2. cache_store.py:164 (+ _record_missing 242) — unbounded negative-cache growth under the default max_size=None. The flat-overhead budgeting only bounds anything when max_size is set; the marker eviction loop is gated by if self.max_size is not None. With the defaults,
   a single arr[:] scan over a large sparse array leaves one permanent _Entry + key string per absent chunk (a 10M-chunk scan → ~10M retained markers), where previously the scan left nothing. This is precisely the workload the feature targets, so the default config is the
   worst case.
3. cache_store.py:407 / _cache_miss + _record_missing — a marker recorded after the out-of-lock _cache.delete can shadow a concurrently-written present value, and under the default infinity TTL never self-heals. _cache_miss does await self._cache.delete(key) before
   taking the lock, then records the marker under the lock; _record_missing never touches the backing _cache. Scenario: thread B sees the source momentarily absent, runs _cache.delete("k") and yields; thread A completes set("k", val) (writes _cache, marks present); thread
   B resumes and overwrites the slot with an absent marker while val still sits in _cache. Subsequent get("k") hits the fast-path and returns None for a key that has a cached value — violating the docstring's "present and absent are mutually exclusive" invariant. The PR's
   "TOCTOU… self-heals" note assumes a finite TTL; with the infinity default it does not self-heal.
4. cache_store.py:540–542 — set() with cache_set_data=True and len(value) > max_size leaves an untracked orphan in the backing cache. _cache.set(key, value) writes, but _track_entry returns False (value too large) and the result is discarded — unlike the byte-range path
   in _cache_miss, which rolls back.
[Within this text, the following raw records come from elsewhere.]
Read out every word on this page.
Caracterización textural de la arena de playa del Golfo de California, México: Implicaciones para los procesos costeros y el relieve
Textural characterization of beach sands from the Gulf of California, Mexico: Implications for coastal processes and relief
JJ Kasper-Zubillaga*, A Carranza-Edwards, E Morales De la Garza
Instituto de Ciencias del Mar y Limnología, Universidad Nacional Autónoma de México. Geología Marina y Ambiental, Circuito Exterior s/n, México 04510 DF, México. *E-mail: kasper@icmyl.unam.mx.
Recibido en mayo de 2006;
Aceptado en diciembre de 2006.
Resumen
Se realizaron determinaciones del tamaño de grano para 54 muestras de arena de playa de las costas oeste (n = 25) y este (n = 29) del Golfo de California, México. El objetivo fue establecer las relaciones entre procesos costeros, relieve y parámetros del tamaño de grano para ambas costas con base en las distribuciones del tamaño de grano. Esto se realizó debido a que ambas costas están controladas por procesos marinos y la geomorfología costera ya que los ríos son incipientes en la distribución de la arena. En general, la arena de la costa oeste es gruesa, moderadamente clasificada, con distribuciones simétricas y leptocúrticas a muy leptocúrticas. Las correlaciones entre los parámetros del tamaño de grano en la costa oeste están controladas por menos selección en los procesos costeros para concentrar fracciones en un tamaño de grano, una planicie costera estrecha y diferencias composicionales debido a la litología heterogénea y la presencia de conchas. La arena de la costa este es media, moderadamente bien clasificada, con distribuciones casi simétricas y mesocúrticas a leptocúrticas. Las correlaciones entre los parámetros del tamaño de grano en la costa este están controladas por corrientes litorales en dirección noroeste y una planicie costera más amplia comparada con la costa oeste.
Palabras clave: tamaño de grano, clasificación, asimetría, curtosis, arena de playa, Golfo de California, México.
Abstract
The value is then served from _cache on later reads, never counted or evicted. Pre-existing, but it directly contradicts this PR's new docstring claim that "a single max_size bounds total cache memory."
5. cache_store.py:405–416 — a full-key miss does not invalidate cached byte-range entries for the same key. After a full get("k") records absence, a previously cached (k, range) entry survives in range_cache, so get("k") returns None while get("k",
   RangeByteRequest(0,3)) returns stale bytes. Pre-existing, but negative caching makes the divergence stable under infinity TTL. (Note the PR did add test_set_if_not_exists_invalidates_stale_byte_range for the analogous case — the miss path has the same gap.)
6. cache_store.py:509–514 — negative-cache hits never refresh LRU recency. The fast-path increments negative_hitsand returns withoutmove_to_end(key), unlike positive hits (_update_access_order). So eviction is least-recently-inserted, not least-recently-used as
   the class / _next_eviction_candidate/_accommodate_valuedocstrings claim — a frequently-read absent key is evicted before a cold but newer one. Low severity; fix is a one-linemove_to_end` or a docstring correction.

Some of these concerns are about the change in behavior. Since this is marked as experimental, I think that's not as big a deal, but worth an impact assessment I think

[d-v-b]

I think a finite default max age is probably a good idea in any case, just to keep things bounded.